Identifies a light dilaton around 75 GeV.

Provides a minimal parameter set matching the Standard Model.

Abstract

We present "Custodial Naturalness" as a new mechanism to explain the separation between the electroweak (EW) scale and the scale of potential ultraviolet completions of the Standard Model (SM). We assume classical scale invariance as well as an extension of the SM scalar sector custodial symmetry to $\mathrm{SO}(6)$. This requires a single new complex scalar field charged under a new $\mathrm{U}(1)_\mathrm{X}$ gauge symmetry which partially overlaps with $B-L$. Classical scale invariance and the high-scale scalar sector $\mathrm{SO}(6)$ custodial symmetry are radiatively broken by quantum effects that generate a new intermediate scale by dimensional transmutation.
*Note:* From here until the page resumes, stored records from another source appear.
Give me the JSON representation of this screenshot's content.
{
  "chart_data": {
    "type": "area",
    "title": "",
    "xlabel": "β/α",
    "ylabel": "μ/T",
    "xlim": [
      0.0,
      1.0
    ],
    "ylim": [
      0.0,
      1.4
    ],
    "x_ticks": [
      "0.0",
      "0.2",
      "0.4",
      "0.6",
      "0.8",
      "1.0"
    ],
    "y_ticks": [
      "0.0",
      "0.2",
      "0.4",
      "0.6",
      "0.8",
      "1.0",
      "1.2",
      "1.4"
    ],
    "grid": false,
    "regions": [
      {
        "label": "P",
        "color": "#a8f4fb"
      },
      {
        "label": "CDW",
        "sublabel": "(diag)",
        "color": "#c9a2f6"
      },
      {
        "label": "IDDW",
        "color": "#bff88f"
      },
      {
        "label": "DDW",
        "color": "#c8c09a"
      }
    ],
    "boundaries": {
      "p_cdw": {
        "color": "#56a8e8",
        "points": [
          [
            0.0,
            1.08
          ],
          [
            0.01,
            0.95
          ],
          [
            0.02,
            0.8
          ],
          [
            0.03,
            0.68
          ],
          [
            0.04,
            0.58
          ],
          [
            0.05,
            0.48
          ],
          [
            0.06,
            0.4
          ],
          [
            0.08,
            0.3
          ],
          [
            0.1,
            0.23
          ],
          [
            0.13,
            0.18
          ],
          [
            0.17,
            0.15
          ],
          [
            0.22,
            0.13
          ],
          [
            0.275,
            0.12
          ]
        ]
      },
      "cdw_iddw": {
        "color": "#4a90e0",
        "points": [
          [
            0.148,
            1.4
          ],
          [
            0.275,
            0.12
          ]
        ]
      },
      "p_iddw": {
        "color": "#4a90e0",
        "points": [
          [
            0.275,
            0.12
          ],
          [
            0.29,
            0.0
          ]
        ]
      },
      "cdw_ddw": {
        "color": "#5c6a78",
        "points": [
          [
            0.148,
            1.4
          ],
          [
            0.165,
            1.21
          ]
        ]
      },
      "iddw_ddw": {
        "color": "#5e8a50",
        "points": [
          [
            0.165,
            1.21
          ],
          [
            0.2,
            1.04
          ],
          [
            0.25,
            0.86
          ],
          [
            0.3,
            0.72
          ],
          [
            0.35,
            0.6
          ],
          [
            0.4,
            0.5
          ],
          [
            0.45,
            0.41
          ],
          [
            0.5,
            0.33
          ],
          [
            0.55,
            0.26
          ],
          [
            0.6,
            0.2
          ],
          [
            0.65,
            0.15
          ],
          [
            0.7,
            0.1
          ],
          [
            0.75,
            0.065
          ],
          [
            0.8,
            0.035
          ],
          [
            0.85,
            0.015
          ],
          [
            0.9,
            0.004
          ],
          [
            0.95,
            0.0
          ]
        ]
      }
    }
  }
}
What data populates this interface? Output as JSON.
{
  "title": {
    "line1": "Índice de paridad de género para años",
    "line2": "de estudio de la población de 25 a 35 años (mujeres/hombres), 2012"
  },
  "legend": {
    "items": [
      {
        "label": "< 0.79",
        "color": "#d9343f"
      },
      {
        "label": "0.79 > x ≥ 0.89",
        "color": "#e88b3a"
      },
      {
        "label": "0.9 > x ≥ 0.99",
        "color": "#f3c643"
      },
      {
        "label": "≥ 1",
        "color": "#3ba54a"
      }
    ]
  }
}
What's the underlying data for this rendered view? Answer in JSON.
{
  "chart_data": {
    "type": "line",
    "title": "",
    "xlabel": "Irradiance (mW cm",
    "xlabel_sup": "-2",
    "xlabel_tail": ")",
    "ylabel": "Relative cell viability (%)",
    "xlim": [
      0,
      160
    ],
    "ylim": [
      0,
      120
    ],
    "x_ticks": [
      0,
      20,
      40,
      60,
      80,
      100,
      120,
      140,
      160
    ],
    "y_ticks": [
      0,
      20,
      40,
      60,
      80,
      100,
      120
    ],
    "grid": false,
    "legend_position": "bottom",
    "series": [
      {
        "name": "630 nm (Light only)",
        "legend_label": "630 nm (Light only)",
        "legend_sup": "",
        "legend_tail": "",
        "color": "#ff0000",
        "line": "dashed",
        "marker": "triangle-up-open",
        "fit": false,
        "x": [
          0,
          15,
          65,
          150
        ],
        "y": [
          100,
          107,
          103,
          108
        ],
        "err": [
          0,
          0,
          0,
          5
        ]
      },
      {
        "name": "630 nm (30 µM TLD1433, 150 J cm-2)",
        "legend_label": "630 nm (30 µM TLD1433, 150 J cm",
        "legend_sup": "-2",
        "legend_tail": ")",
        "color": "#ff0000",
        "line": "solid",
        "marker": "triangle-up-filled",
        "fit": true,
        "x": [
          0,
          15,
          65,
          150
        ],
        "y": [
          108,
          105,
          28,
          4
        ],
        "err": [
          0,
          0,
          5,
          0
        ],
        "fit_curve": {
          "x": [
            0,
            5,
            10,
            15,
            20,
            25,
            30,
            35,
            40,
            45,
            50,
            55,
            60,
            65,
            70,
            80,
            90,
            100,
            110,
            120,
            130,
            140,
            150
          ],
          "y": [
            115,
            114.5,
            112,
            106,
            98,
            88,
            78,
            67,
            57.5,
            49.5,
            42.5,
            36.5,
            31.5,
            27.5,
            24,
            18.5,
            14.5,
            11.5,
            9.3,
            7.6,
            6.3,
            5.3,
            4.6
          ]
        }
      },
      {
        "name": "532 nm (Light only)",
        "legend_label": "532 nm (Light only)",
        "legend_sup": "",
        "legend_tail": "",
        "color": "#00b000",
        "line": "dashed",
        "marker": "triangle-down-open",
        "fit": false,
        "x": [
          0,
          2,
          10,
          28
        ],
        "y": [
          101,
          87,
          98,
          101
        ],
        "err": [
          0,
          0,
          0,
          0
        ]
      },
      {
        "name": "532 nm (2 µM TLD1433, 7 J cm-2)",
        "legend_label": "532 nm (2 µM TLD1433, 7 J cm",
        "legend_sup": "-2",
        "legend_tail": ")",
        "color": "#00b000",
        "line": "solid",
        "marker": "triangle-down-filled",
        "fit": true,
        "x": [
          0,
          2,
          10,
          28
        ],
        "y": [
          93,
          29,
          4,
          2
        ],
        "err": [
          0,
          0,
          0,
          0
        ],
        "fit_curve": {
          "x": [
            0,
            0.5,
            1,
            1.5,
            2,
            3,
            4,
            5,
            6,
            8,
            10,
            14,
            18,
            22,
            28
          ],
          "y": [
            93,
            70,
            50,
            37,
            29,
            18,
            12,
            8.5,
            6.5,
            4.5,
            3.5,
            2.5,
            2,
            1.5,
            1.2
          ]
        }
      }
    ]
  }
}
The little hierarchy problem is solved because the Higgs boson arises as an elementary (i.e. non-composite) pseudo-Nambu-Goldstone boson (pNGB) of the spontaneously broken $\mathrm{SO}(6)$ custodial symmetry. The minimal setting has the same number of parameters as the SM and predicts new physics in the form of a heavy $Z'$ with fixed couplings to the SM and a mass of $m_{Z'}\approx4-100\,\mathrm{TeV}$, as well as a light but close-to invisible dilaton with a mass $m_{h_\Phi}\approx75\,\mathrm{GeV}$.